Wolfgang Eder dachte zuerst an einen Scherz, als in seiner Postmappe ein Brief des amerikanischen Wirtschaftsministers lag. Er wolle mit mir Abendessen und über die Investitionspläne von Voestalpine sprechen, erinnert sich der Vorstandsvorsitzende des österreichischen Stahlkonzerns.

Erst als zwei Tage später der US-Botschafter in Wien bei Eder anrief und nachfragte, wann er denn jetzt Zeit für das Treffen mit dem Minister habe, ließ sich der Manager von der Echtheit der ungewöhnlichen Post aus Amerika überzeugen – und die anfängliche Skepsis um den Urheber des Schreibens wich schlagartig großer Begeisterung. „Das war eine starke Geste“, sagt Eder rückblickend. „Aus Europa habe ich einen solchen Brief und eine solche Einladung noch nie bekommen.“

Erfreut über das Engagement der Amerikaner: Voestalpine-Chef Wolfgang Eder
Erfreut über das Engagement der Amerikaner: Voestalpine-Chef Wolfgang Eder
Quelle: REUTERS

Der ein oder andere EU-Politiker dürfte sich darüber bereits ärgern. Denn das Ergebnis der amerikanischen Bemühungen lässt sich mittlerweile in Corpus Christi bestaunen, einer Hafenstadt im Bundesstaat Texas. 550 Millionen Euro hat Voestalpine dort in eine Direktreduktionsanlage investiert. Ab Sommer produziert das neue Werk jährlich zwei Millionen Tonnen sogenannte Eisenschwämme, ein Vormaterial für die Stahlproduktion.

Und das, obwohl sämtliche Hochöfen von Voestalpine in Europa stehen. Der Kostenvorteil ist mit jährlich 200 Millionen Euro aber so groß, dass die anfallenden Transportkosten deutlich überkompensiert werden. Dazu ist nicht mehr sicher, dass die Hochöfen der Oberösterreicher dauerhaft am Stammsitz in Linz bleiben.

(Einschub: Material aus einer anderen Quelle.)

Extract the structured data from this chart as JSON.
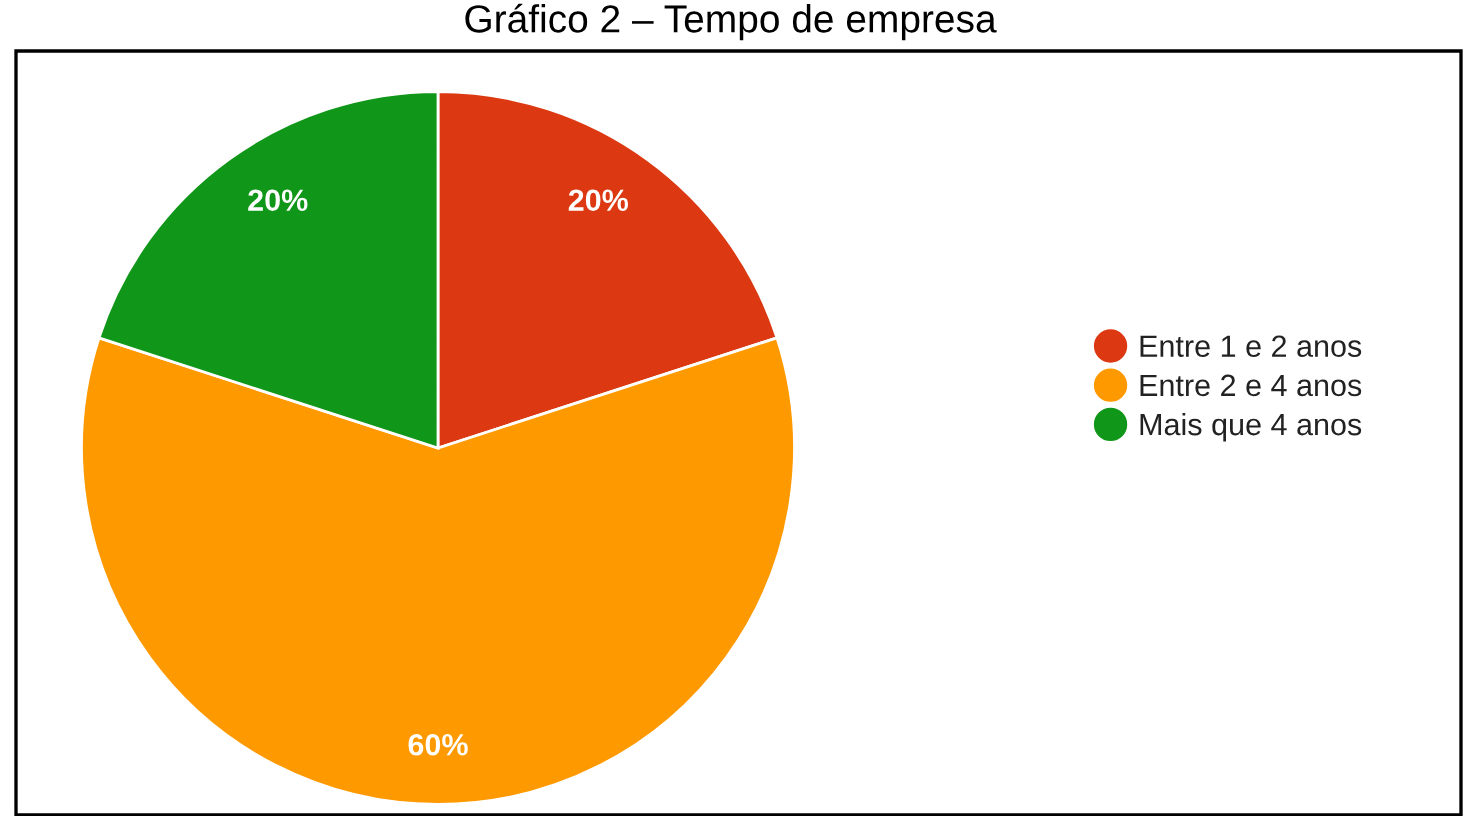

Bis 2018 entscheidet Voestalpine, ob die in die Jahre gekommenen Anlagen eins zu eins ausgetauscht oder in anderen Regionen dieser Welt neu aufgebaut werden.

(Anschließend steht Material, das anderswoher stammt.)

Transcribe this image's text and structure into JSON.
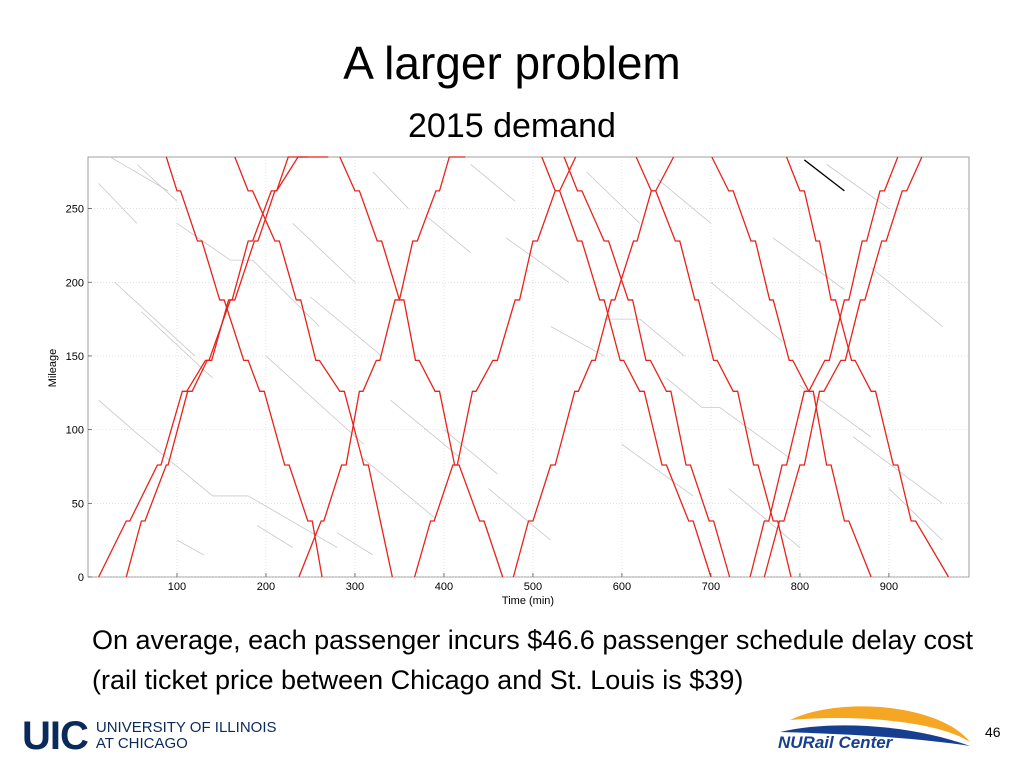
{
  "slide": {
    "title": "A larger problem",
    "subtitle": "2015 demand",
    "body": "On average, each passenger incurs $46.6 passenger schedule delay cost (rail ticket price between Chicago and St. Louis is $39)",
    "page_number": "46"
  },
  "logos": {
    "uic_mark": "UIC",
    "uic_line1": "UNIVERSITY OF ILLINOIS",
    "uic_line2": "AT CHICAGO",
    "nurail": "NURail Center"
  },
  "chart_data": {
    "type": "line",
    "xlabel": "Time (min)",
    "ylabel": "Mileage",
    "xlim": [
      0,
      990
    ],
    "ylim": [
      0,
      285
    ],
    "xticks": [
      100,
      200,
      300,
      400,
      500,
      600,
      700,
      800,
      900
    ],
    "yticks": [
      0,
      50,
      100,
      150,
      200,
      250
    ],
    "grid": true,
    "colors": {
      "trains": "#e8221a",
      "passengers": "#c8c8c8",
      "highlight": "#000000"
    },
    "train_trajectories": [
      {
        "t": [
          12,
          43,
          47,
          78,
          82,
          106,
          111,
          132,
          136,
          160,
          165,
          187,
          191,
          210,
          212,
          225,
          228,
          247
        ],
        "y": [
          0,
          38,
          38,
          76,
          76,
          126,
          126,
          147,
          147,
          188,
          188,
          228,
          228,
          262,
          262,
          285,
          285,
          285
        ]
      },
      {
        "t": [
          43,
          60,
          64,
          88,
          90,
          112,
          117,
          134,
          139,
          158,
          162,
          180,
          185,
          206,
          212,
          236,
          241,
          270
        ],
        "y": [
          0,
          38,
          38,
          76,
          76,
          126,
          126,
          147,
          147,
          188,
          188,
          228,
          228,
          262,
          262,
          285,
          285,
          285
        ]
      },
      {
        "t": [
          88,
          100,
          104,
          123,
          128,
          148,
          153,
          175,
          180,
          193,
          198,
          221,
          226,
          247,
          252,
          263
        ],
        "y": [
          285,
          262,
          262,
          228,
          228,
          188,
          188,
          147,
          147,
          126,
          126,
          76,
          76,
          38,
          38,
          0
        ]
      },
      {
        "t": [
          165,
          180,
          185,
          210,
          215,
          234,
          239,
          256,
          260,
          283,
          288,
          310,
          315,
          342
        ],
        "y": [
          285,
          262,
          262,
          228,
          228,
          188,
          188,
          147,
          147,
          126,
          126,
          76,
          76,
          0
        ]
      },
      {
        "t": [
          237,
          262,
          265,
          285,
          290,
          305,
          309,
          324,
          328,
          345,
          350,
          365,
          370,
          391,
          395,
          406,
          410,
          424
        ],
        "y": [
          0,
          38,
          38,
          76,
          76,
          126,
          126,
          147,
          147,
          188,
          188,
          228,
          228,
          262,
          262,
          285,
          285,
          285
        ]
      },
      {
        "t": [
          283,
          300,
          305,
          325,
          330,
          350,
          355,
          368,
          372,
          390,
          395,
          412,
          417,
          440,
          445,
          466
        ],
        "y": [
          285,
          262,
          262,
          228,
          228,
          188,
          188,
          147,
          147,
          126,
          126,
          76,
          76,
          38,
          38,
          0
        ]
      },
      {
        "t": [
          367,
          385,
          389,
          410,
          415,
          432,
          436,
          455,
          460,
          480,
          485,
          500,
          505,
          525,
          530,
          548
        ],
        "y": [
          0,
          38,
          38,
          76,
          76,
          126,
          126,
          147,
          147,
          188,
          188,
          228,
          228,
          262,
          262,
          285
        ]
      },
      {
        "t": [
          478,
          495,
          500,
          520,
          525,
          547,
          551,
          566,
          570,
          588,
          592,
          613,
          617,
          633,
          638,
          658
        ],
        "y": [
          0,
          38,
          38,
          76,
          76,
          126,
          126,
          147,
          147,
          188,
          188,
          228,
          228,
          262,
          262,
          285
        ]
      },
      {
        "t": [
          510,
          525,
          530,
          550,
          555,
          575,
          580,
          598,
          602,
          620,
          625,
          645,
          650,
          675,
          680,
          700
        ],
        "y": [
          285,
          262,
          262,
          228,
          228,
          188,
          188,
          147,
          147,
          126,
          126,
          76,
          76,
          38,
          38,
          0
        ]
      },
      {
        "t": [
          535,
          550,
          555,
          580,
          585,
          607,
          612,
          627,
          632,
          650,
          655,
          672,
          677,
          698,
          703,
          721
        ],
        "y": [
          285,
          262,
          262,
          228,
          228,
          188,
          188,
          147,
          147,
          126,
          126,
          76,
          76,
          38,
          38,
          0
        ]
      },
      {
        "t": [
          616,
          633,
          638,
          660,
          665,
          682,
          686,
          703,
          707,
          725,
          730,
          748,
          753,
          770,
          775,
          790
        ],
        "y": [
          285,
          262,
          262,
          228,
          228,
          188,
          188,
          147,
          147,
          126,
          126,
          76,
          76,
          38,
          38,
          0
        ]
      },
      {
        "t": [
          701,
          720,
          725,
          745,
          750,
          766,
          770,
          788,
          792,
          810,
          815,
          830,
          835,
          850,
          855,
          880
        ],
        "y": [
          285,
          262,
          262,
          228,
          228,
          188,
          188,
          147,
          147,
          126,
          126,
          76,
          76,
          38,
          38,
          0
        ]
      },
      {
        "t": [
          744,
          760,
          765,
          780,
          785,
          805,
          810,
          828,
          833,
          850,
          855,
          870,
          875,
          890,
          895,
          910
        ],
        "y": [
          0,
          38,
          38,
          76,
          76,
          126,
          126,
          147,
          147,
          188,
          188,
          228,
          228,
          262,
          262,
          285
        ]
      },
      {
        "t": [
          760,
          777,
          782,
          800,
          805,
          822,
          827,
          846,
          851,
          868,
          873,
          892,
          897,
          915,
          920,
          937
        ],
        "y": [
          0,
          38,
          38,
          76,
          76,
          126,
          126,
          147,
          147,
          188,
          188,
          228,
          228,
          262,
          262,
          285
        ]
      },
      {
        "t": [
          785,
          800,
          805,
          818,
          822,
          835,
          840,
          858,
          862,
          880,
          885,
          905,
          910,
          925,
          930,
          967
        ],
        "y": [
          285,
          262,
          262,
          228,
          228,
          188,
          188,
          147,
          147,
          126,
          126,
          76,
          76,
          38,
          38,
          0
        ]
      }
    ],
    "highlight_segment": {
      "t": [
        805,
        850
      ],
      "y": [
        283,
        262
      ]
    },
    "passenger_segments": [
      {
        "t": [
          12,
          55
        ],
        "y": [
          267,
          240
        ]
      },
      {
        "t": [
          25,
          90
        ],
        "y": [
          285,
          262
        ]
      },
      {
        "t": [
          55,
          100
        ],
        "y": [
          280,
          255
        ]
      },
      {
        "t": [
          100,
          160
        ],
        "y": [
          240,
          215
        ]
      },
      {
        "t": [
          160,
          185
        ],
        "y": [
          215,
          215
        ]
      },
      {
        "t": [
          185,
          260
        ],
        "y": [
          215,
          170
        ]
      },
      {
        "t": [
          12,
          50
        ],
        "y": [
          120,
          100
        ]
      },
      {
        "t": [
          50,
          110
        ],
        "y": [
          100,
          70
        ]
      },
      {
        "t": [
          110,
          140
        ],
        "y": [
          70,
          55
        ]
      },
      {
        "t": [
          140,
          180
        ],
        "y": [
          55,
          55
        ]
      },
      {
        "t": [
          180,
          280
        ],
        "y": [
          55,
          20
        ]
      },
      {
        "t": [
          30,
          120
        ],
        "y": [
          200,
          150
        ]
      },
      {
        "t": [
          60,
          140
        ],
        "y": [
          180,
          135
        ]
      },
      {
        "t": [
          200,
          310
        ],
        "y": [
          150,
          90
        ]
      },
      {
        "t": [
          230,
          300
        ],
        "y": [
          240,
          200
        ]
      },
      {
        "t": [
          250,
          330
        ],
        "y": [
          190,
          150
        ]
      },
      {
        "t": [
          310,
          390
        ],
        "y": [
          80,
          40
        ]
      },
      {
        "t": [
          320,
          360
        ],
        "y": [
          275,
          250
        ]
      },
      {
        "t": [
          340,
          420
        ],
        "y": [
          120,
          80
        ]
      },
      {
        "t": [
          380,
          430
        ],
        "y": [
          245,
          220
        ]
      },
      {
        "t": [
          400,
          460
        ],
        "y": [
          100,
          70
        ]
      },
      {
        "t": [
          430,
          480
        ],
        "y": [
          280,
          255
        ]
      },
      {
        "t": [
          450,
          520
        ],
        "y": [
          60,
          25
        ]
      },
      {
        "t": [
          470,
          540
        ],
        "y": [
          230,
          200
        ]
      },
      {
        "t": [
          520,
          580
        ],
        "y": [
          170,
          150
        ]
      },
      {
        "t": [
          560,
          620
        ],
        "y": [
          275,
          240
        ]
      },
      {
        "t": [
          580,
          620
        ],
        "y": [
          175,
          175
        ]
      },
      {
        "t": [
          620,
          670
        ],
        "y": [
          175,
          150
        ]
      },
      {
        "t": [
          600,
          680
        ],
        "y": [
          90,
          55
        ]
      },
      {
        "t": [
          640,
          700
        ],
        "y": [
          270,
          240
        ]
      },
      {
        "t": [
          650,
          690
        ],
        "y": [
          135,
          115
        ]
      },
      {
        "t": [
          690,
          710
        ],
        "y": [
          115,
          115
        ]
      },
      {
        "t": [
          710,
          790
        ],
        "y": [
          115,
          80
        ]
      },
      {
        "t": [
          700,
          780
        ],
        "y": [
          200,
          160
        ]
      },
      {
        "t": [
          720,
          800
        ],
        "y": [
          60,
          20
        ]
      },
      {
        "t": [
          770,
          850
        ],
        "y": [
          230,
          195
        ]
      },
      {
        "t": [
          800,
          880
        ],
        "y": [
          130,
          95
        ]
      },
      {
        "t": [
          830,
          900
        ],
        "y": [
          280,
          250
        ]
      },
      {
        "t": [
          860,
          960
        ],
        "y": [
          95,
          50
        ]
      },
      {
        "t": [
          880,
          960
        ],
        "y": [
          210,
          170
        ]
      },
      {
        "t": [
          900,
          960
        ],
        "y": [
          60,
          25
        ]
      },
      {
        "t": [
          100,
          130
        ],
        "y": [
          25,
          15
        ]
      },
      {
        "t": [
          190,
          230
        ],
        "y": [
          35,
          20
        ]
      },
      {
        "t": [
          280,
          320
        ],
        "y": [
          30,
          15
        ]
      }
    ]
  }
}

Europa steckt mitten in der Deindustrialisierung

Besonders gut stehen die Chancen für den Standort Europa dabei offenbar nicht. „Die Industrie scheint hier niemanden mehr zu interessieren“, klagt jedenfalls Eder im Gespräch mit der „Welt“. „In den USA dagegen fühlen wir uns willkommen.“ Und mit dieser Ansicht ist der Manager längst nicht mehr alleine. Egal ob Stahlindustrie, Maschinenbau, Elektrotechnik, Automobil oder Chemie – im produzierenden Gewerbe verschieben sich die Prioritäten in der Investitionspolitik, aktuell vor allem in Richtung Amerika.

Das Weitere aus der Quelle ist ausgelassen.